La stampa ha ribattezzato il nuovo strumento nelle mani del fisco in due modi, “Evasometro” e “Risparmiometro”, ma che cos’è di preciso? Si tratta di un algoritmo informatico, ideato ormai quasi otto anni fa, dall’allora Governo Monti, che scandaglia in modo automatico tutti i dati che gli operatori finanziari (Banche, società di intermediazioni finanziaria, ecc) inviano (per obbligo di legge) all’Archivio dei rapporti finanziari, ed altri elementi presenti in Anagrafe Tributaria. In altre parole, l’obbiettivo è quello di passare da indagini finanziarie ad hoc fatte fisicamente da funzionari in carne ed ossa, su specifici contribuenti e richiedendo informazioni agli operatori finanziari ad una situazione in cui vi sono delle indagini finanziarie automatiche, al termine del quale vengono selezionati i contribuenti da sottoporre ad un controllo fatto da funzionari in carne ed ossa. L’intento è quindi quello di scovare le incongruenze tra redditi dichiarati ed evidenze bancarie, selezionando le situazioni meritevoli di un controllo.

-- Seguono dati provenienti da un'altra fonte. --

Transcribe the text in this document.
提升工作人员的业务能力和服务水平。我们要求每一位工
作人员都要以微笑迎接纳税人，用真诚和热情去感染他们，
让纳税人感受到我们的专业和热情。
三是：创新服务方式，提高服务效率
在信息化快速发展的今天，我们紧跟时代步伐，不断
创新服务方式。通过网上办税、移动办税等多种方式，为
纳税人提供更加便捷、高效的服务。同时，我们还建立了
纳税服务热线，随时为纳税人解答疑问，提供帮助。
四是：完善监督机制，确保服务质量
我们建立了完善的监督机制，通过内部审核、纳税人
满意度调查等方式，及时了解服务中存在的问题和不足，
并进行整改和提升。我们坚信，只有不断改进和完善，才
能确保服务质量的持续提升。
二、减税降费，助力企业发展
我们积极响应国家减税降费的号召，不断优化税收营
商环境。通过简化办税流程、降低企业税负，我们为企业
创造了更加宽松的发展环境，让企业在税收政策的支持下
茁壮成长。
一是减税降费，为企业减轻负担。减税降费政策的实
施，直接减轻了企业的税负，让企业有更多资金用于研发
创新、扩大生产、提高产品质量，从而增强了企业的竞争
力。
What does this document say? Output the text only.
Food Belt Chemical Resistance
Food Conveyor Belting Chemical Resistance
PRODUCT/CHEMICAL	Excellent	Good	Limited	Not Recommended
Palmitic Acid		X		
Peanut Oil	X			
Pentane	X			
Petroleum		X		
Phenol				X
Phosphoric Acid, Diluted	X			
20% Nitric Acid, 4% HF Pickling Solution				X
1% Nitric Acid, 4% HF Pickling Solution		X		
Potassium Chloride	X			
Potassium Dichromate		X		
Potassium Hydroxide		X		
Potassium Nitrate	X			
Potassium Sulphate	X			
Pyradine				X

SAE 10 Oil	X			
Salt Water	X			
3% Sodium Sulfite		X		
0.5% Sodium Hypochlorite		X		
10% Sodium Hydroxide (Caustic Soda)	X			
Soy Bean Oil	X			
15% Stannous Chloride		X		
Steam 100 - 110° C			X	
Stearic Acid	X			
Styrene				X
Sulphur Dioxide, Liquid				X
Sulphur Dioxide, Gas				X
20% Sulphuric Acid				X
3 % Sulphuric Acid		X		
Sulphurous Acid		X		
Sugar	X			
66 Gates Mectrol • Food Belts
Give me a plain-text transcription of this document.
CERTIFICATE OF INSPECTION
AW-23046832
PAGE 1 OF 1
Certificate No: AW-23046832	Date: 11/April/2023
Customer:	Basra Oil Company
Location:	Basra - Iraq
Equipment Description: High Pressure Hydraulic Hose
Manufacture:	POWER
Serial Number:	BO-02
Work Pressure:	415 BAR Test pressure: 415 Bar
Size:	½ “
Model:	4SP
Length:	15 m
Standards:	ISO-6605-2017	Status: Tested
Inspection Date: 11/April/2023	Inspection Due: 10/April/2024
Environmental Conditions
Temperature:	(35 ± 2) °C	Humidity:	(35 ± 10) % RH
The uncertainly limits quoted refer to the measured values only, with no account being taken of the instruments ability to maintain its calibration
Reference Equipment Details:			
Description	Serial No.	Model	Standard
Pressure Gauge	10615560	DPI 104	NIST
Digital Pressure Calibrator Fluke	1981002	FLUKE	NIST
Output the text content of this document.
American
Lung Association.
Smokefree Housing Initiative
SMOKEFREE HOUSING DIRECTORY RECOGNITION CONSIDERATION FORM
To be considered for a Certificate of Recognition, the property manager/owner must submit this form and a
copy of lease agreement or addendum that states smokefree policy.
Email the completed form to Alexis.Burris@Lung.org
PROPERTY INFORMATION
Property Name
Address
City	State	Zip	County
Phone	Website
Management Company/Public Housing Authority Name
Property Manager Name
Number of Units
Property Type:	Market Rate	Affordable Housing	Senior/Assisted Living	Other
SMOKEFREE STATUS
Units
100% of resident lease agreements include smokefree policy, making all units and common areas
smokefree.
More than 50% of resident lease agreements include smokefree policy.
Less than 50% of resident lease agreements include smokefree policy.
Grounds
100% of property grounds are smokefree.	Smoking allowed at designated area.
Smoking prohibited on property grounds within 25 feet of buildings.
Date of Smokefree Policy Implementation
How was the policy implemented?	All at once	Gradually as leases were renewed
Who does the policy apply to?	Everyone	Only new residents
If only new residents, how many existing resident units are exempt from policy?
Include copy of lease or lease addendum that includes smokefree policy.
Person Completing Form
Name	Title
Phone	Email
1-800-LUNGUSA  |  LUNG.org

Attualmente l’algoritmo è ancora in fase sperimentale, ma dal 2020 dovrebbe partire l’utilizzo in modo massivo.
Quali sono gli elementi che potrebbero far scattare i controlli?
È stato già osservato, che, se l’Agenzia delle entrate riscontra uno scostamento del 20-25 per cento tra quanto dichiarato come reddito e quanto determinato come differenza tra entrate ed uscite, il contribuente rischierà di finire nel mirino del Fisco. Il contribuente dovrà quindi essere in grado di giustificare tale scostamento.
Altro elemento che può rappresentare un indizio di evasione è dato dalla insufficiente o mancata movimentazione del conto corrente. Il fisco infatti può chiedersi: “come ha fatto a vivere il contribuente (spesa, carburante per l’auto, ecc) se il conto corrente non è stato poco o per niente utilizzato?”.